Mniej więcej w połowie drogi na Double Point trafiliśmy na zakopany w piaszczystym brzegu wrak statku parowca "Cherry Venture". Wielka masa metalu skorodowana, pordzewiała, zniszczona przez wodę, sól i wiatr robi niesamowite wrażenie. Ilość wyrytych na nim dat, imion, pseudonimów i informacji świadczy niezbicie, że przyciąga turystów z całego świata. Inną ciekawostką są źródła wodne bijące pod piaskiem, które zamieniają się w niewielkie jeziorka błotka piaskowego - można się w nich bezpiecznie zanurzyć do pasa lub po szyję. Biwak rozbiliśmy na plaży tuż przy wysuniętym cyplu skalnym - Double Point. Spaliśmy na piasku pod rozpiętą plandeką. Poza nami nie było nikogo. Dni upływały nam na kąpielach w oceanie i wędkowaniu. Jeśli połów był udany, robiliśmy na woku pyszną zupę bouillabaisse ze skorupiaków, ryb i warzyw zabranych z Noosa. Ale jak długo można dzień w dzień robić to samo? Nawet całonocne ogniska i niekończące się rozmowy z czasem spowszednieją. Na szczęście zawsze jest coś dalej.

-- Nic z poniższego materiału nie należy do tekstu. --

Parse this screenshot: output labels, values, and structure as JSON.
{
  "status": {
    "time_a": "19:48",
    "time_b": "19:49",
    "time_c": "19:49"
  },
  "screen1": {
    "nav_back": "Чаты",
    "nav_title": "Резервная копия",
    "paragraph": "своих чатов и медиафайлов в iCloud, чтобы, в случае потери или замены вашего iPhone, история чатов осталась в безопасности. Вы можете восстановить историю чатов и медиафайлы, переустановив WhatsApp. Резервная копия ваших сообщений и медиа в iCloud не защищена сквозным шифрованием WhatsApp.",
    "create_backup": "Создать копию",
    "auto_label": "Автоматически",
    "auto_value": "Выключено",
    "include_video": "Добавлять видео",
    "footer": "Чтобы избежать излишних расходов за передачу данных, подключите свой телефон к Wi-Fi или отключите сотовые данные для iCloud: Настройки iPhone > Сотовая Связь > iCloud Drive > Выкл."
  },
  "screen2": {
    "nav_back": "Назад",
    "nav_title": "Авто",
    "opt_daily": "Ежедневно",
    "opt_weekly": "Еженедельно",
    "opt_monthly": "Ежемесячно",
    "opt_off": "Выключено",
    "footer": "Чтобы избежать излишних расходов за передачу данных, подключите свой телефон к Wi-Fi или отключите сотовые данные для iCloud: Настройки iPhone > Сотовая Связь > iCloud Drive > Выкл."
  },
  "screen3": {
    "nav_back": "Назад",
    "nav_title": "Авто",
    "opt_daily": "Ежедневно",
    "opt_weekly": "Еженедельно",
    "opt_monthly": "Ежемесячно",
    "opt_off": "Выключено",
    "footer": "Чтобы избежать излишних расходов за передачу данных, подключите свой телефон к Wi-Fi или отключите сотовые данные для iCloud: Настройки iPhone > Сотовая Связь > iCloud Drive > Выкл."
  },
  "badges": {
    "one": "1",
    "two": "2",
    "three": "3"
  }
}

Na Rainbow Beach dojechaliśmy przez wysoki las deszczowy. Znaleźliśmy się w świecie wilgotnym, mokrym, lepkim, pełnym duszącej mgły i oparów. Tajemniczości dodaje temu miejscu niewielkie słodkowodne jeziorko o zgniłozielonej wodzie, którego sama bliskość daje miłą ochłodę. Zobaczyłem tu po raz pierwszy w życiu kroczące drzewa mango - wypuszczając korzenie, przenoszą się z piaskowego podłoża w stronę wilgoci i wody. Idąc w ich kierunku po błotnistej mazi, prowokowałem do ucieczki tysiące maleńkich słonowodnych krabów.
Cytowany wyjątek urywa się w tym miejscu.